Cancer conwoman jailed after spending treatment money partying overseas
A woman who swindled $42,000 from family and friends by claiming she was dying from cancer but then spent the money partying overseas has been jailed.
Hanna Dickenson was 19 and leading a party lifestyle of drugs and booze in 2013 when she told her parents she was gravely ill with leiomyosarcoma, not responding to treatment at the Epworth and Peter MacCallum hospitals and needed money for overseas trips for treatment.
None of her claims were true.
Dickenson told her parents that without treatment in Thailand and New Zealand she would die within months, according to a summary released by Melbourne Magistrates Court.
Her hope, the court heard on Tuesday, was that her parents would give her money. But their pistachio farm near Swan Hill had financial problems and so they turned to friends to ask for help for their daughter.
In all, three family friends gave a combined $41,770 to Dickenson's parents in 2013 and 2014, and the money was in turn given to their daughter.
One donor had himself just been discharged from Peter MacCallum for cancer treatment, while another gave on four separate occasions.
Now 24, Dickenson was on Tuesday jailed for three months after pleading guilty to seven counts of obtaining property by deception for conduct magistrate David Starvaggi labelled "despicable". She is expected to appeal against her sentence.
Defence counsel Bev Lindsay, in calling for her client to be spared jail, said it was a terrible thing for Dickenson to have lied to her parents that she had cancer, but it was them who went to the wider community.
Mr Starvaggi replied: "When you says it's terrible, I think it's despicable.
"People's desire to assist and social trust has been breached.
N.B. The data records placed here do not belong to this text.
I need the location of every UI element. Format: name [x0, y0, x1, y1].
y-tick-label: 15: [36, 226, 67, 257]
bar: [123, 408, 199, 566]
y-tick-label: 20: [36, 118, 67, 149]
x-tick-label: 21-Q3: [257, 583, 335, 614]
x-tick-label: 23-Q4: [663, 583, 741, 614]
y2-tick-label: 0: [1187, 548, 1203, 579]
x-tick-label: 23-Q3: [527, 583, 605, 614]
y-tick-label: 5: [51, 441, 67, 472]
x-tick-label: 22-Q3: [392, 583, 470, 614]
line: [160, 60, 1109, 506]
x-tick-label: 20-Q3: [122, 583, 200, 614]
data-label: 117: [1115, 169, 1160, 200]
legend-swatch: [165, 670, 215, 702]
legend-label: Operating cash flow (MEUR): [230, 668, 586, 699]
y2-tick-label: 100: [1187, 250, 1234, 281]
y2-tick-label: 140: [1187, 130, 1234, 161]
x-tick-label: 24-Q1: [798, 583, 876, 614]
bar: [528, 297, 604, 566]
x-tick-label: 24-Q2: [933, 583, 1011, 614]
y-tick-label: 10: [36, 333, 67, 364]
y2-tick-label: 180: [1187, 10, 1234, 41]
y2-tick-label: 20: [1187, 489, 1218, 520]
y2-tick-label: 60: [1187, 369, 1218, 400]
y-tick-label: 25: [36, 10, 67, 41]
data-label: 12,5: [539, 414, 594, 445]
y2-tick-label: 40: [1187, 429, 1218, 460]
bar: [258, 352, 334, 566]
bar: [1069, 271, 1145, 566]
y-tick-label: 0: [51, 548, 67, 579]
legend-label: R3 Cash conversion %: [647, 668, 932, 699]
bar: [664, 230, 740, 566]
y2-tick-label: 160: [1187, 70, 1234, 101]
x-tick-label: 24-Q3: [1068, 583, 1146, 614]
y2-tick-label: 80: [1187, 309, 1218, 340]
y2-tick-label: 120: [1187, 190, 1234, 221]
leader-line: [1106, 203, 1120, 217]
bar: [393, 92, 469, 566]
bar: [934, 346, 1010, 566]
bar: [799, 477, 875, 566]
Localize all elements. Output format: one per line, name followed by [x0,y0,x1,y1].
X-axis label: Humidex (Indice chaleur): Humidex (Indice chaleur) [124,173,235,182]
These are people who worked hard and dug into their own pockets," he said.
"She has engaged in conduct that tears to the very heartstrings of human nature."
One of the donors gave in the belief Dickenson required treatment in Indonesia, New Zealand and Germany. The prosecution summary says she travelled overseas, although it is not clear how far she went.
She later admitted to police she initially understood the money had come from her mother, but then realised it had been donated by family friends, although she used the money for trips regardless.
She told police she was suicidal and "in a very dark place" at the time, and using drugs and alcohol to cope.
Ms Lindsay submitted Dickenson had since turned her life around, had gained a job as a property manager, and that a jail term would send her backwards and was not in the community's interest.
The lawyer said Dickenson's offending was not on the scale of that of Belle Gibson, who built an empire on the lie that she beat cancer.
But Mr Starvaggi said jail was not an option for Gibson because she was prosecuted in the Federal Court (Gibson was last year fined $410,000, which she has not paid), but Dickenson's offending had to be denounced, and others deterred from similar conduct.
The magistrate likened the impact of Dickenson's wrongdoing to throwing something over a shoulder and not knowing who it would hit.
He also ordered Dickenson be put on a 12-month community corrections after jail, with conditions of doing unpaid community work and drug and mental-health treatment.
Outside court, Ms Lindsay said her client planned to appeal against her sentence. She has four weeks to lodge an appeal that would be heard in the County Court.